A highly collaborative team of scientists from ShanghaiTech University, The Hebrew University of Jerusalem, University of California, San Francisco and University of Southern California have developed a novel method called Bayesian metamodeling to integrate a collection of heterogeneous input models for the comprehensive modelling of the intact biological cells. The team provides a proof-of-principle metamodel of glucose-stimulated insulin secretion by human pancreatic β-cells. The research was published in the prestigious journal PNAS, available online on August 31, 2021, entitled ‘Bayesian metamodeling of complex biological systems across varying representations’.
The initiation of building a spatiotemporal multi-scale whole cell model goes way back to the iHuman Forum in November 2017. Professor Andrej Sali drafted the opportunities and challenges in whole cell modelling based on the discussions in that forum, which was later published in Cell (https://pubmed.ncbi.nlm.nih.gov/29570991/). Since then, teams from different institutes have spent great efforts from experimentally mapping the cell to computationally modelling the subcellular organization, dynamics and signalling pathways to learn different aspects of β-cell biology.
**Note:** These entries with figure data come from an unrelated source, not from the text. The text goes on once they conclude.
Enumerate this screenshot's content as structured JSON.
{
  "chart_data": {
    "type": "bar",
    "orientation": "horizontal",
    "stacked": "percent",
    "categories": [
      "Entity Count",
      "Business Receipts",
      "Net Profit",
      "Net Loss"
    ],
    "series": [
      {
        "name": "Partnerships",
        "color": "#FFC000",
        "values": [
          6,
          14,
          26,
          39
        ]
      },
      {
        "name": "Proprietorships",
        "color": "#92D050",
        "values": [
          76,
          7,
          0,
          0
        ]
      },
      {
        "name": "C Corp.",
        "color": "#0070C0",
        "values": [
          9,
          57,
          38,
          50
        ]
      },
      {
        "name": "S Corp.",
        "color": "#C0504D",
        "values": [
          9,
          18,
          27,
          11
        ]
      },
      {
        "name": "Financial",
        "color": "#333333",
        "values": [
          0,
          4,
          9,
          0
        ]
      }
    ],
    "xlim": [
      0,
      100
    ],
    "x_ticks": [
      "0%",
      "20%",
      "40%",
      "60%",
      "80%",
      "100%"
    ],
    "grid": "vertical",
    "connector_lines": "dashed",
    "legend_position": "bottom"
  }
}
To divide-and-conquer such a large problem of modelling numerous aspects of the cell into computing a number of smaller models of different types, Bayesian metamodeling is developed to assemble these models into a complete map of the cell (Figure 1).
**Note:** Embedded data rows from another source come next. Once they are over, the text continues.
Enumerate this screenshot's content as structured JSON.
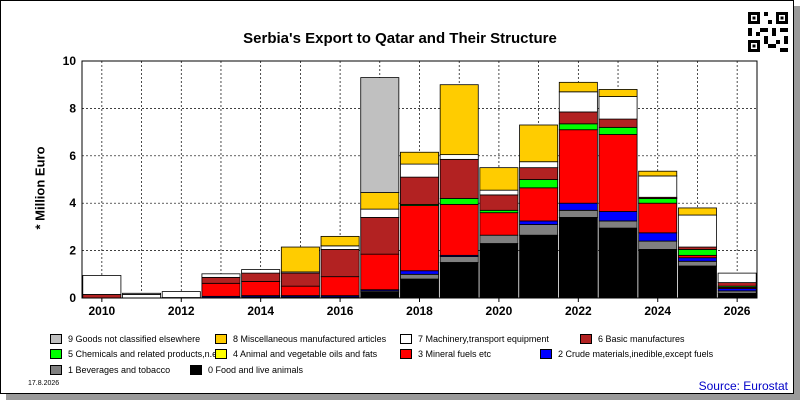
{
  "title": "Serbia's Export to Qatar and Their Structure",
  "ylabel": "* Million Euro",
  "date": "17.8.2026",
  "source": "Source: Eurostat",
  "colors": {
    "c0": "#000000",
    "c1": "#808080",
    "c2": "#0000ff",
    "c3": "#ff0000",
    "c4": "#ffff00",
    "c5": "#00ff00",
    "c6": "#b22222",
    "c7": "#ffffff",
    "c8": "#ffcc00",
    "c9": "#c0c0c0"
  },
  "legend": [
    {
      "label": "9 Goods not classified elsewhere",
      "color": "#c0c0c0"
    },
    {
      "label": "8 Miscellaneous manufactured articles",
      "color": "#ffcc00"
    },
    {
      "label": "7 Machinery,transport equipment",
      "color": "#ffffff"
    },
    {
      "label": "6 Basic manufactures",
      "color": "#b22222"
    },
    {
      "label": "5 Chemicals and related products,n.e.s.",
      "color": "#00ff00"
    },
    {
      "label": "4 Animal and vegetable oils and fats",
      "color": "#ffff00"
    },
    {
      "label": "3 Mineral fuels etc",
      "color": "#ff0000"
    },
    {
      "label": "2 Crude materials,inedible,except fuels",
      "color": "#0000ff"
    },
    {
      "label": "1 Beverages and tobacco",
      "color": "#808080"
    },
    {
      "label": "0 Food and live animals",
      "color": "#000000"
    }
  ],
  "chart_data": {
    "type": "bar",
    "stacked": true,
    "x": [
      "2010",
      "2011",
      "2012",
      "2013",
      "2014",
      "2015",
      "2016",
      "2017",
      "2018",
      "2019",
      "2020",
      "2021",
      "2022",
      "2023",
      "2024",
      "2025",
      "2026"
    ],
    "x_tick_labels": [
      "2010",
      "2012",
      "2014",
      "2016",
      "2018",
      "2020",
      "2022",
      "2024",
      "2026"
    ],
    "ylim": [
      0,
      10
    ],
    "yticks": [
      0,
      2,
      4,
      6,
      8,
      10
    ],
    "grid": true,
    "series": [
      {
        "name": "0 Food and live animals",
        "color": "#000000",
        "values": [
          0,
          0,
          0,
          0.02,
          0.05,
          0.05,
          0.05,
          0.25,
          0.8,
          1.5,
          2.3,
          2.65,
          3.4,
          2.95,
          2.05,
          1.35,
          0.2
        ]
      },
      {
        "name": "1 Beverages and tobacco",
        "color": "#808080",
        "values": [
          0,
          0,
          0,
          0,
          0,
          0,
          0,
          0.05,
          0.2,
          0.25,
          0.35,
          0.45,
          0.3,
          0.3,
          0.35,
          0.2,
          0.1
        ]
      },
      {
        "name": "2 Crude materials,inedible,except fuels",
        "color": "#0000ff",
        "values": [
          0,
          0,
          0,
          0.05,
          0.05,
          0.05,
          0.05,
          0.05,
          0.15,
          0.05,
          0,
          0.15,
          0.3,
          0.4,
          0.35,
          0.15,
          0.1
        ]
      },
      {
        "name": "3 Mineral fuels etc",
        "color": "#ff0000",
        "values": [
          0,
          0,
          0.02,
          0.55,
          0.6,
          0.4,
          0.8,
          1.5,
          2.75,
          2.15,
          0.95,
          1.4,
          3.1,
          3.25,
          1.25,
          0.1,
          0.05
        ]
      },
      {
        "name": "4 Animal and vegetable oils and fats",
        "color": "#ffff00",
        "values": [
          0,
          0,
          0,
          0,
          0,
          0,
          0,
          0,
          0,
          0,
          0,
          0,
          0,
          0,
          0,
          0,
          0
        ]
      },
      {
        "name": "5 Chemicals and related products,n.e.s.",
        "color": "#00ff00",
        "values": [
          0,
          0,
          0,
          0,
          0,
          0,
          0,
          0,
          0.05,
          0.25,
          0.1,
          0.35,
          0.25,
          0.3,
          0.2,
          0.25,
          0.05
        ]
      },
      {
        "name": "6 Basic manufactures",
        "color": "#b22222",
        "values": [
          0.15,
          0,
          0,
          0.25,
          0.35,
          0.55,
          1.15,
          1.55,
          1.15,
          1.65,
          0.65,
          0.5,
          0.5,
          0.35,
          0.05,
          0.1,
          0.15
        ]
      },
      {
        "name": "7 Machinery,transport equipment",
        "color": "#ffffff",
        "values": [
          0.8,
          0.15,
          0.25,
          0.15,
          0.15,
          0.05,
          0.15,
          0.35,
          0.55,
          0.2,
          0.2,
          0.25,
          0.85,
          0.95,
          0.9,
          1.35,
          0.4
        ]
      },
      {
        "name": "8 Miscellaneous manufactured articles",
        "color": "#ffcc00",
        "values": [
          0,
          0,
          0,
          0,
          0,
          1.05,
          0.4,
          0.7,
          0.5,
          2.95,
          0.95,
          1.55,
          0.4,
          0.3,
          0.2,
          0.3,
          0
        ]
      },
      {
        "name": "9 Goods not classified elsewhere",
        "color": "#c0c0c0",
        "values": [
          0,
          0.05,
          0,
          0,
          0,
          0,
          0,
          4.85,
          0,
          0,
          0,
          0,
          0,
          0,
          0,
          0,
          0
        ]
      }
    ]
  }
}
The laboratory at iHuman has been focused on developing and applying integrative modelling for a combined experimental and computational effort on mapping macromolecular assemblies and the whole cell. The lab has two major research directions, one is integrative modelling of the structural dynamics of GPCR G-protein complexes, and the other is integrative modelling and Bayesian metamodeling of the whole cell. Bayesian metamodeling proceeds along three steps (Figure 2): 1) converting heterogeneous input models into a standardized statistical representation relying on probabilistic graphical models, 2) coupling by modelling their mutual relations with the physical world, and 3) finally harmonizing with respect to each other. It often produces a more accurate, precise, and complete model that contextualizes input models as well as resolves conflicting information.
The research is a collaborative effort of scientists from four institutions. Founding Director Raymond Stevens, Distinguished Adjunct Professor Andrej Sali, Postdoctoral researchers Liping Sun, Jihui Zhao and Ph.D. students Chenxi Wang, Angdi Li are from the iHuman Institute at ShanghaiTech University. Beyond the iHuman team, Barak Raveh is from The Hebrew University of Jerusalem. Tanmoy Sanyal, Kala Bharath and Andrej Sali are from University of California, San Francisco. Kate White, Dongqing Zheng, Jitin Singla, Nicholas Graham, and Carl Kesselman are from University of Southern California.